The examination is performed with the patient standing. In this position the veins are filled and easily seen on the ultrasound image. The flow in the veins is assessed in exactly the same way as when using a hand-held Doppler probe. The examiner images the vein that he or she wishes to study and compresses the calf with his/her hand to produce forward flow. This results in upward flow towards the heart in a normal vein, and is shown as blue in the colour flow map. The calf is then released to test the competence of the valves. Competent veins show no flow, but incompetent veins allow reverse flow which is represented as red in the colour flow map. All lower limb veins may he imaged with ease using modern ultrasound machines, and therefore the patency and competence of all lower limb veins may be tested. The examiner steadily works his/her way from the groin to the ankle testing each major deep and superficial vein along the limb. This allows a comprehensive map of the veins to the leg to be constructed. Blocked or incompetent veins can be readily identified by a skilled vascular technologist. The origin of varicose veins and venous ulceration can be identified, and in patients with suspected deep vein thrombosis the presence of thrombus can be seen.

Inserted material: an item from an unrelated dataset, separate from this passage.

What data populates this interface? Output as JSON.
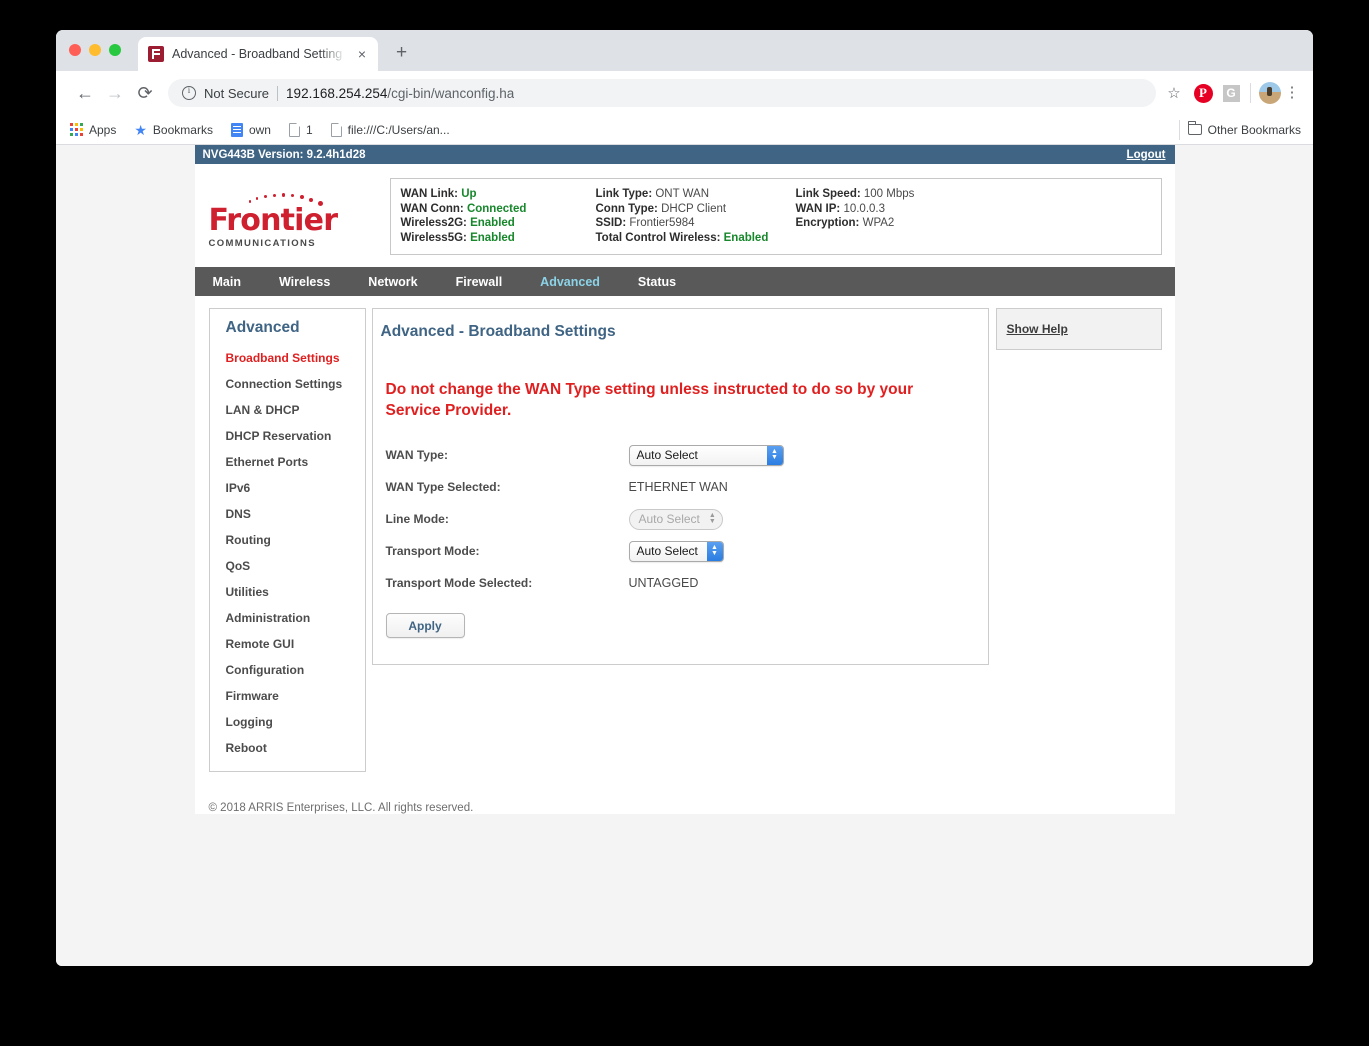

This investigation is the X-ray equivalent of duplex ultrasonography. Historically it preceded ultrasonography and has been widely used in the past for the assessment of patients with vein problems. An ascending venogram is performed by canulating a vein in the foot in order to inject X-ray contrast medium. A narrow tourniquet is applied just above the malleoli to direct blood flow into the deep veins and an injection of nonionic contrast material given to outline the veins. The technique provides excellent anatomical information but gives much less information about the veins where the valves have failed. It is a useful examination for suspected deep vein thrombosis where ultrasonography is not available.
Incompetent veins can be shown by descending venography. Here a cannula is inserted in the femoral vein and contrast material injected with the patient standing. The contrast material is heavier than blood and flows down the limb though incompetent valves. Both ascending and descending phlebography is required to establish as much information as is provided by duplex ultrasonography.
The source of recurrent varicose veins may be identified by a varicogram. Contrast material is injected into one of the varicosities and followed to identify its source. Again, duplex ultrasonography has largely replaced this investigation.